ISLAMABAD // Ten days before Salman Taseer was assassinated, he dismissed death threats from those angered by his very public opposition to Pakistan's blasphemy law.
"Extremism is a state of mind," the governor of Punjab province and a confidante of the president, Asif Ali Zardari, said to a family friend, who had urged him to be careful. "It can only be challenged through an alternative world view."
At the time of his murder, Taseer, 66, was one of the most vocal and outspoken critics of the growing religious extremism and intolerance in Pakistan. Together with terrorism, he believed they were the biggest challenges the country faced. He minced no words.
Taseer was man of many sides - a flamboyant liberal politician and a self-made tycoon. He was involved in establishing companies in financial services, real estate and the media.
He was known for his sharp, abrasive wit - readily on display in his Twitter feeds - and he loved taking verbal swipes at his political opponents, in particular leaders of opposition political party, Pakistan Muslim League-Nawaz.
Friends described him as a lover of arts, music and culture, and a voracious reader. He often appeared in public dressed in black and wearing designer shades.
But he was no stranger to controversies, and even seemed to enjoy them.
To his critics and opponents, mostly from the religious right, Taseer was part of the country's westernised elite - irreverent and arrogant, far removed from the concerns and sensitivities on the streets.
His opponents often stooped low, criticising his lifestyle. In one incident years ago, pictures of Taseer's family holidaying abroad, dressed in western attire, were leaked via the internet. Critics used to point to parties hosted by his family where alcohol was served openly. Alcohol is banned in the country.
His stance on the country's blasphemy law was anathema to the religious parties, who vilified him and other legislators who sought to amend or repeal it.
Taseer had recently championed the cause of Asia Bibi, a Christian farm worker from Punjab whom he believed had been falsely convicted in a blasphemy case and sentenced to death. But it was his campaign to get Ms Bibi released and the subsequent furore about it that seems to have moved one of his security guards, Malik Mumtaz Qadri, to kill him.
Yesterday, Pakistani lawyers, clerics and politicians from religious parties rallied in Islamabad to support Mr Qadri, a day after his backers honoured him with flower garlands during his court appearance on Wednesday. The head of Pakistan's main association of Islamic schools said Taseer had provoked his own assassination, and Muhammad Farooq Sulehria, a member of the Islamabad High Court Bar Association, said the killing was justified because Taseer's effort to repeal the blasphemy law could have permitted people to insult the Prophet.

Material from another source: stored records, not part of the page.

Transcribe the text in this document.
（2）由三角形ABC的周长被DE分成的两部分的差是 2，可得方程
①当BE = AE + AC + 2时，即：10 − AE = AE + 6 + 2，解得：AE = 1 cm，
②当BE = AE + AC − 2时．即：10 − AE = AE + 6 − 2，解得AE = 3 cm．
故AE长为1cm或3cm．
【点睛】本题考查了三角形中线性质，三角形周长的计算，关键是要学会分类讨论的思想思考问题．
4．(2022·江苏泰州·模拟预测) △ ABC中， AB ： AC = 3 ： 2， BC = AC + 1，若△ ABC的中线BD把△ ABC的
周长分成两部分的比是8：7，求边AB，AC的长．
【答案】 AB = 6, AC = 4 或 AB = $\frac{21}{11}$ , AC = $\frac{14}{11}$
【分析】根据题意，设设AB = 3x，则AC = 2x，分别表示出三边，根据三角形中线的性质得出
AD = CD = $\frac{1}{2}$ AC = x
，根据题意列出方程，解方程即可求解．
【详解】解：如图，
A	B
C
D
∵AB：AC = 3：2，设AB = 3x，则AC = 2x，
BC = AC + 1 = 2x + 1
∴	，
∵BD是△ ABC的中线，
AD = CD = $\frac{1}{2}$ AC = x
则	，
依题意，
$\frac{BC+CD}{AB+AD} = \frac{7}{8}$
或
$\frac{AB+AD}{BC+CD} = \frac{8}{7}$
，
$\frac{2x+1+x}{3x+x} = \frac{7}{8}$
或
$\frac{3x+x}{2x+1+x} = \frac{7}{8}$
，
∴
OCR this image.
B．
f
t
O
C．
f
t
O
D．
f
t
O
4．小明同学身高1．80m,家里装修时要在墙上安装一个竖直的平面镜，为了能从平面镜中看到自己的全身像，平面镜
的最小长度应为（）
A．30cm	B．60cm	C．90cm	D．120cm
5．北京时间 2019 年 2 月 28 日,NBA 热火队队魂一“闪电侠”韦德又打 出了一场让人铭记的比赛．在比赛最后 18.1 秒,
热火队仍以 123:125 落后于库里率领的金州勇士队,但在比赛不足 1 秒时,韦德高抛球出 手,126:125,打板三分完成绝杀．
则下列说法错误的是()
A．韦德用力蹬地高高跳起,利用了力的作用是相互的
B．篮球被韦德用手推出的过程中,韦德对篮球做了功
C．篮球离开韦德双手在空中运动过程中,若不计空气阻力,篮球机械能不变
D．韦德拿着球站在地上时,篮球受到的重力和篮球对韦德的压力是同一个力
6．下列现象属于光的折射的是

Taseer was born in 1946 and spent the early years of his life in Lahore. His father, Dr Muhammad Deen Taseer, was a liberal intellectual and poet. He completed his studies in the UK and was an accountant by training.
But student politics caught his fancy in the 1970s and he joined Pakistan Peoples Party out of admiration for Zulfiqar Ali Bhutto, the founder of the party. He described Bhutto as the biggest influence on his life; he wrote a political biography of Bhutto that was published in 1980.
After Bhutto's government was toppled in a military coup in 1977, Taseer was one of the hundreds arrested and thrown in the dungeons of Lahore Fort.
In 1988, Taseer won a seat in the Punjab provincial assembly, the same year Benazir Bhutto, the daughter of his hero and future prime minister who herself would be killed by an assassin, joined the National Assembly.
After he left the provincial assembly, he concentrated on business, investing widely and amassing riches. He owned several television channels and was the publisher of two dailies: The Daily Times, an English daily, and Aak Kal, an Urdu daily, both based in Lahore.
His companies flourished under the rule of Pervez Musharraf, who appointed him as an interim cabinet minister in 2007. In 2008, he was appointed governor of Punjab province, the country's most populous and prosperous province.
President Asif Ali Zardari, the widower of Benazir Bhutto, retained him at the job after Pakistan Peoples Party took power in subsequent elections. Until his death, Taseer enjoyed the support and confidence of Mr Zardari. In an television interview, Aamna Taseer, his wife, teased him by saying that he only listened to "the president" and no one else.
While Taseer's bold public posturing won him accolades from human rights activists and liberal and progressive sectors of the society, some criticised him for pushing too hard on issues that easily inflamed religious sentiments. He shunned such criticism in his usual brusque style, saying bravery was a prized trait.
Taseer was arrested 17 times in his political career. While in jail once, he sent a note to his wife, saying: "I am not made of wood that burns easily."
Taseer had three children with Aamna Taseer and three children from a previous marriage. He had a brief relationship with an Indian journalist, Tavleen Singh, with whom he also had a son, Atish Taseer.
He will be remembered as a figure who tried to make the country a progressive, enlightened society and uphold liberal, democratic values. But his killing is a grim reminder of the fissures that exist within Pakistani society and the problems that gnaw at this country and threaten to tear it apart.